Dès lors, le jeune homme fut incapable de faire face à la vague de chaleur qui venait de s'écraser contre son cœur. Trop tard. C'était trop tard. Le parfum de vanille avait déjà enveloppé tous ses sens, comme la douceur de ses lèvres avait déjà tatoué sa peau. Cet instant sembla si bref et pourtant si long... Comme si quelque chose au fond de lui avait réussi à prendre les commandes de l'univers entier et, sous les oripeaux de la plus noble des causes, était parvenu à manipuler le temps pour que seule une voix, timide et maladroite, retentisse maintenant dans l'esprit d'Ayden. Et c'est ainsi qu'au nom de l'amour, le cœur, paré de son armure scintillante de pureté et d'innocence, parvint à déployer le fouet qui, en un seul claquement, dompta le tigre sauvage qui habitait le jeune homme depuis toujours.
Alors avant qu'Angélique ne s'éloigne à nouveau de son visage, il glissa sa main sur sa nuque. Sous ses doigts, il sentit ses muscles se raidir, résister, puis se relâcher pour mieux s'abandonner aux caresses. De son pouce, il effleura la peau lisse de son cou, précisément là où palpitait son cœur timide.
Dévorée par les sentiments contraires qui fusaient en elle en réponse à cette proximité alarmante, Angie hésita un instant, puis finit par plonger son regard dans celui de son ami. Ce dernier murmura, d'une voix à peine audible :
— Ne pars pas. J'ai encore mal... là.
Son doigt désigna ses propres lèvres et Angie sentit de longs frissons parcourir sa colonne vertébrale. En cet instant, le silence de la pudeur fut son maître absolu. Malgré cela, elle fut incapable de penser à autre chose qu'à la sensation qu'un baiser avec Ayden eût pu lui procurer. À l'ardeur avec laquelle il eût pu la serrer dans ses bras. Au désir qu'elle eût pu réveiller chez cet homme. Et tout cela, en dépit de leur sacro-sainte amitié...
Et soudain, comme frappée par un éclair divin, Angélique sut.
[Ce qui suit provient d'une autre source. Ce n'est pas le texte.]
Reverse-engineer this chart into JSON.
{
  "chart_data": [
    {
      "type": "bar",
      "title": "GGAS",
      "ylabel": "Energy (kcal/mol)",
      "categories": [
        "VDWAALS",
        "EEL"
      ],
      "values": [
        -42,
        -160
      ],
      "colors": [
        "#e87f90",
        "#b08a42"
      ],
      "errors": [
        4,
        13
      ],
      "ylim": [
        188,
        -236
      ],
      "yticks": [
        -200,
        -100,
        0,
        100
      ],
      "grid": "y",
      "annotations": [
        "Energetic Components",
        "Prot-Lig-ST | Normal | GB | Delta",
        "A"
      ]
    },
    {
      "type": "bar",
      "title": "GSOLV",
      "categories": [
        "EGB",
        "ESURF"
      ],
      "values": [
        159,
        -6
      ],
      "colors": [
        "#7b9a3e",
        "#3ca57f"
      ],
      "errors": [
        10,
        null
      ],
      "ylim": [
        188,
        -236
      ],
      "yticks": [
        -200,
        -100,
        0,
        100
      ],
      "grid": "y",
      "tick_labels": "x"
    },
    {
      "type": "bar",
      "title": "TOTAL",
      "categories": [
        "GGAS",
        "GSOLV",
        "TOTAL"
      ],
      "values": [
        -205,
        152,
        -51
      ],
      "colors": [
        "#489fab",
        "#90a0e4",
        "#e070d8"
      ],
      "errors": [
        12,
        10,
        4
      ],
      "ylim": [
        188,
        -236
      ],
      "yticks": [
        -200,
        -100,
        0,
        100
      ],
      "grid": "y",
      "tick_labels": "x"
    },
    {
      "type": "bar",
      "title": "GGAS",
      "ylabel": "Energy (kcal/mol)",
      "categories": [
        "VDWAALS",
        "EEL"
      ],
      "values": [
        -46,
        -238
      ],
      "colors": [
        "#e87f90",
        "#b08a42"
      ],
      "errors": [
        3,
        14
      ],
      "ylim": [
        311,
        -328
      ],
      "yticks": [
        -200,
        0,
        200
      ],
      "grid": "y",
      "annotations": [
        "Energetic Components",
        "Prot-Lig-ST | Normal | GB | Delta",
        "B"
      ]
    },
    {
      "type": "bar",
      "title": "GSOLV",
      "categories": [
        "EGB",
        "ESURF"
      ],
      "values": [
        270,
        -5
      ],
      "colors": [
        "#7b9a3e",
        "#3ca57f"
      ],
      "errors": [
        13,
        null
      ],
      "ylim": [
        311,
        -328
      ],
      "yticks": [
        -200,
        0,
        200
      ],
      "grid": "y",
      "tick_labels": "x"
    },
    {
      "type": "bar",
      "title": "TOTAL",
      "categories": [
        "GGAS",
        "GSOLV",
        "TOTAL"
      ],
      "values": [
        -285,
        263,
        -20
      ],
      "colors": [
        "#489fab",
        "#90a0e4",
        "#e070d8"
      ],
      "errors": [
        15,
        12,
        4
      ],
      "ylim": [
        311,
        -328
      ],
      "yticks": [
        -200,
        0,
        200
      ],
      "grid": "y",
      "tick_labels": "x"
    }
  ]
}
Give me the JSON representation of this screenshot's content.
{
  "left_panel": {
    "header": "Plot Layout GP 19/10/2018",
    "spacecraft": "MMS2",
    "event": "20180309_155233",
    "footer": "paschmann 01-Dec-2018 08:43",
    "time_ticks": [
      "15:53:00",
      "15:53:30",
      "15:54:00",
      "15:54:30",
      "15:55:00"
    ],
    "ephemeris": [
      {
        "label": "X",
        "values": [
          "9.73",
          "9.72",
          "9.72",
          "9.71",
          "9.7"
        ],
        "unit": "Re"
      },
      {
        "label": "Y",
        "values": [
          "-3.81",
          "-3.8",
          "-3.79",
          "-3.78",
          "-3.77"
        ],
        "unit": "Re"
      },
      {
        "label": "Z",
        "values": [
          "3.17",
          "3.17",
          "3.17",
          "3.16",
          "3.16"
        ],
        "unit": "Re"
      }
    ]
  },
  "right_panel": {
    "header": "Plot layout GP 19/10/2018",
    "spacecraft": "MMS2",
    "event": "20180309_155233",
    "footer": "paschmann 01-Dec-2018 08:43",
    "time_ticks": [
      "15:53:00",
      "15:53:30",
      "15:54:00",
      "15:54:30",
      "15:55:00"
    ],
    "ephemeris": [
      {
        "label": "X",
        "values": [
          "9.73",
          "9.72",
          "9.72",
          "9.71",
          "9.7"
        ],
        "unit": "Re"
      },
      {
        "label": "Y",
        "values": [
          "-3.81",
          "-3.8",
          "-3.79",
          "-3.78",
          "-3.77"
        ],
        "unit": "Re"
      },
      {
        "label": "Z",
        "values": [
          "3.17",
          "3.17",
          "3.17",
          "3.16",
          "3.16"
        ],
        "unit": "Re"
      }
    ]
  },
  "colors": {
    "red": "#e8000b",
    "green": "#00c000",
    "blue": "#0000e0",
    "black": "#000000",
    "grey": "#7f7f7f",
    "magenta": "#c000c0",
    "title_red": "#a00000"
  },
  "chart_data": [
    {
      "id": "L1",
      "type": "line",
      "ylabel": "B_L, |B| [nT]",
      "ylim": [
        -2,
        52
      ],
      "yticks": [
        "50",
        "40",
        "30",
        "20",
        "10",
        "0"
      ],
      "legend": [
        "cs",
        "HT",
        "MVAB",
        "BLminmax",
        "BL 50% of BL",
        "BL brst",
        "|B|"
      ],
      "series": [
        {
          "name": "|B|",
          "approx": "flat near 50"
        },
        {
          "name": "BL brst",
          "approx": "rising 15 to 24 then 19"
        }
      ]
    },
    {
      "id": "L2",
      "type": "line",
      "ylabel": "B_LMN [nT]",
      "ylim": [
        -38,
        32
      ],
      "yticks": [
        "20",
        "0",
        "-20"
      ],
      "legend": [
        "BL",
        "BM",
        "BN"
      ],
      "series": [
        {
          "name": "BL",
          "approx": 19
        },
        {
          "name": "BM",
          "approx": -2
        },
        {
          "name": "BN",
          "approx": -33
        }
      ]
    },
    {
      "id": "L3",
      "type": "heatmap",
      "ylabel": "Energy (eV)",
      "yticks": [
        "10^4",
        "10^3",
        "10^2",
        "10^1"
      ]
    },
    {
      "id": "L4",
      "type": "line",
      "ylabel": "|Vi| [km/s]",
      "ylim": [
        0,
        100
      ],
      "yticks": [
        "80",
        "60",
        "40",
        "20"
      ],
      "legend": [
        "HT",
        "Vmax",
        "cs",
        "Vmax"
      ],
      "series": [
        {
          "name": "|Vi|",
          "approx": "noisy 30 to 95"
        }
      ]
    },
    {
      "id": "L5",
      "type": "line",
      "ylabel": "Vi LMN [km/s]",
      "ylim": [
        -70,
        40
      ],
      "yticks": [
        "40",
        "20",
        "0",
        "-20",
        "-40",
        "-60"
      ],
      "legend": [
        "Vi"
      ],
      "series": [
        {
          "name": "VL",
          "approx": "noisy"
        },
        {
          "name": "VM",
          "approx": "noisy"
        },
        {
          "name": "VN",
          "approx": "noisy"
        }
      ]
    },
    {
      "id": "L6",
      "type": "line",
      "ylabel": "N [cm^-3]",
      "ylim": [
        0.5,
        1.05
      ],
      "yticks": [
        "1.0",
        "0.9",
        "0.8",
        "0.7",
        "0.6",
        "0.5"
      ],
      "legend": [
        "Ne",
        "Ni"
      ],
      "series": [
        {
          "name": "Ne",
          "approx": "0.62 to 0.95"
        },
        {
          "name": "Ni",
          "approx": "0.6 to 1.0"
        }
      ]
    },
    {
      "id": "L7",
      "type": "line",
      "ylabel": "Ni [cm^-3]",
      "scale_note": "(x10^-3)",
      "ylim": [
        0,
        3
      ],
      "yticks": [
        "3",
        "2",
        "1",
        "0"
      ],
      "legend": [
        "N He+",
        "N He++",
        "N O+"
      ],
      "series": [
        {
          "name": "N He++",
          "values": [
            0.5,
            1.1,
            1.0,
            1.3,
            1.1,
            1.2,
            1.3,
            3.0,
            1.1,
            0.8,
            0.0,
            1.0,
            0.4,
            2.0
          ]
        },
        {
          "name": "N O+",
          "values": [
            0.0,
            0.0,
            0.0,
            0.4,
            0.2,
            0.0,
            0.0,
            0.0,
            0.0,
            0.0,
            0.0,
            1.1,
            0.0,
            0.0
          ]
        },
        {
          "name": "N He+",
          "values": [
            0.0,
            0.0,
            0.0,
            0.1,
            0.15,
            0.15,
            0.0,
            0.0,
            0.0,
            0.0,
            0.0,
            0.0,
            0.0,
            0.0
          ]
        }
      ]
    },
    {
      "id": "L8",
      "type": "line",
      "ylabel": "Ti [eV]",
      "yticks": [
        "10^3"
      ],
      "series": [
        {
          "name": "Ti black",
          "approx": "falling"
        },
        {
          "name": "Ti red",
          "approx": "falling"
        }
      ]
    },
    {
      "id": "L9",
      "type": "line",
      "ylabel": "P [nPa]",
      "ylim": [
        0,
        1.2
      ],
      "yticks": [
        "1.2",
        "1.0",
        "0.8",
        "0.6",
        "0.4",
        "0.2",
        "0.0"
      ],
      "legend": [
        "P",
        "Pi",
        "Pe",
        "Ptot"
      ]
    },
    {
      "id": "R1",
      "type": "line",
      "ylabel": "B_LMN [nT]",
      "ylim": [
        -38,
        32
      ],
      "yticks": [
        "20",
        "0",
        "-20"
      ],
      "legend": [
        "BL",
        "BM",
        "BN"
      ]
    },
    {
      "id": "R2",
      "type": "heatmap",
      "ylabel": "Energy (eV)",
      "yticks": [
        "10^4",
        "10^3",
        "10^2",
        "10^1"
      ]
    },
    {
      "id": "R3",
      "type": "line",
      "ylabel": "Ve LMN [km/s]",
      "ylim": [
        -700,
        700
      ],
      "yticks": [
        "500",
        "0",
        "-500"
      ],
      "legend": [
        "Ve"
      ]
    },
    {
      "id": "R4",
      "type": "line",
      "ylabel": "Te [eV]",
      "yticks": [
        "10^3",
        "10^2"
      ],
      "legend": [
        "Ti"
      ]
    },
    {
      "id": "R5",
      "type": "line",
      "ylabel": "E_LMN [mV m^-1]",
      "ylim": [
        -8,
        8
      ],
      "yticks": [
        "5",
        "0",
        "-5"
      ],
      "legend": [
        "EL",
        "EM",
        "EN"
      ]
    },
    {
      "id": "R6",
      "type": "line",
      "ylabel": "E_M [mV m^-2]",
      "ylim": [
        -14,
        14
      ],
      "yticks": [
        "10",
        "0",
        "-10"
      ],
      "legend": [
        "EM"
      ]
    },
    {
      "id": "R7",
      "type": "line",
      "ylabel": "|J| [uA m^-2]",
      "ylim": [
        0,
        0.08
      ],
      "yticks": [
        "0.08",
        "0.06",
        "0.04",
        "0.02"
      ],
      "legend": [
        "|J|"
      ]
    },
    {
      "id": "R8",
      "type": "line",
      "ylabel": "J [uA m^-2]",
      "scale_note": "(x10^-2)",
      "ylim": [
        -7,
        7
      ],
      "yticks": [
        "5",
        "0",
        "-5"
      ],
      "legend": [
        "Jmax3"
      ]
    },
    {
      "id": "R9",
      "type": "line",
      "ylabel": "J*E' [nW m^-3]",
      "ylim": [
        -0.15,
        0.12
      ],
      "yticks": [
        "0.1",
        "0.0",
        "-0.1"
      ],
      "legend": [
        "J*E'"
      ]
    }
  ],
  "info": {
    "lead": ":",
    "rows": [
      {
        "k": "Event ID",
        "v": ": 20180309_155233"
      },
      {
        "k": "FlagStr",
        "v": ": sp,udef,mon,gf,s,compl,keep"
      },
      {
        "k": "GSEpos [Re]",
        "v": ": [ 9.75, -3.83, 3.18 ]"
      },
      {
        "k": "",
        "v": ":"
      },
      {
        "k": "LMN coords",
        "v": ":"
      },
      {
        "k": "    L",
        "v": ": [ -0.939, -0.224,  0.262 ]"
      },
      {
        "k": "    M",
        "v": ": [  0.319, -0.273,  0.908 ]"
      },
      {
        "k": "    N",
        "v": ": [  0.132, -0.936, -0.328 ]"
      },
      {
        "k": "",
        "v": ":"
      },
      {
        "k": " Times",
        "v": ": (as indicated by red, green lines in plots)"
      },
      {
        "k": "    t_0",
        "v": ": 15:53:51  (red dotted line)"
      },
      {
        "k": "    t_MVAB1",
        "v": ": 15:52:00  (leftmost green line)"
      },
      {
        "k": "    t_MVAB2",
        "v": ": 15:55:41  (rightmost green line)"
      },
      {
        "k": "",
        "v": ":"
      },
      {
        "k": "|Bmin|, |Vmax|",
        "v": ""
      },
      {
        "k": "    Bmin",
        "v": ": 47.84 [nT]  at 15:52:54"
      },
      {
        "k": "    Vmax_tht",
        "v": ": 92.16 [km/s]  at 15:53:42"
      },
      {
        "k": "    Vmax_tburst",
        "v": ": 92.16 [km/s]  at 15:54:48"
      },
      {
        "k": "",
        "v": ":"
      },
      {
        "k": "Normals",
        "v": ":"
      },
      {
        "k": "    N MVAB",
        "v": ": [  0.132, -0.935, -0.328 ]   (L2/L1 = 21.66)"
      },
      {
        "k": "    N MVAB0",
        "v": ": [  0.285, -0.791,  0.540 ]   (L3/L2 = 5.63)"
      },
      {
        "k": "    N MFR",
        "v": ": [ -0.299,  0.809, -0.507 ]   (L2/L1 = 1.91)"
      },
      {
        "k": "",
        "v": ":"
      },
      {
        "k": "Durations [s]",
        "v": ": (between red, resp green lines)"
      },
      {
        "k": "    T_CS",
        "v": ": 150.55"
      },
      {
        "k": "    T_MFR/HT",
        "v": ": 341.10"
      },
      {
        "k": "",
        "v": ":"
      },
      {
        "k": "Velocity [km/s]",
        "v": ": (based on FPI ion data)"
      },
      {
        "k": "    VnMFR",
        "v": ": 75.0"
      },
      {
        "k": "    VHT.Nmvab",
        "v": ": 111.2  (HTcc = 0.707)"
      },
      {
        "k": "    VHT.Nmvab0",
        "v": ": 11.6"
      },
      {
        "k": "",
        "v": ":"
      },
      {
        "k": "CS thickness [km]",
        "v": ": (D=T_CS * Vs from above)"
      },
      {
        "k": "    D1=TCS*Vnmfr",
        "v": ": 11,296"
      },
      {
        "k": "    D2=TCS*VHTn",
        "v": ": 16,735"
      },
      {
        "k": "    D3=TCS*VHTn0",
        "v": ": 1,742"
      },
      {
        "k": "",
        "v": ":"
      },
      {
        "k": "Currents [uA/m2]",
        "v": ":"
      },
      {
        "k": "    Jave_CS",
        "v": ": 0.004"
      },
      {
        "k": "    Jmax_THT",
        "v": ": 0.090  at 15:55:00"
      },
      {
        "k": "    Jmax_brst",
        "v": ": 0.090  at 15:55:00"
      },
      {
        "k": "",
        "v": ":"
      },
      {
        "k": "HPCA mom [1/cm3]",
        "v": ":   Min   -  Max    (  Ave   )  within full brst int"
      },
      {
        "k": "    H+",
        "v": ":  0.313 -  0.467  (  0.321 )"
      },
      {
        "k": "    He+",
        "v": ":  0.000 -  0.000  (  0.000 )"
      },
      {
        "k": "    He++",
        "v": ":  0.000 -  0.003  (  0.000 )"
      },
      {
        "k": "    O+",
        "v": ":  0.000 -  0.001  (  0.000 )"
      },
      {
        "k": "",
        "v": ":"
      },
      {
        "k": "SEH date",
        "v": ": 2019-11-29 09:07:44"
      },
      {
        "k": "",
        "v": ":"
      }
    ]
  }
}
Elle sut que son avenir se trouvait là, dans le reflet de ces iris émeraude qui ne se détachaient plus des siennes. Que son bonheur demeurait dans la caresse de ce souffle sur son nez et que sa vie n'avait de sens que si son cœur de femme continuait à battre sous ces doigts. Elle sut que son amour était là, depuis toujours. Bien caché dans le coin de ces lèvres qu'elle n'avait jamais pensé effleurer un jour des siennes.
Ayden était là.
Et lorsque le baiser de ces deux nouveaux êtres réunis s'intensifia, lorsque leurs deux âmes appelèrent à ne faire qu'une, enveloppées de la douce lueur orangée qui berçait leur amour naissant, la certitude absolue consacra leur union et les lia à l'infini à travers la troisième vie qui, cette nuit-là, s'éveilla timidement en leur sein.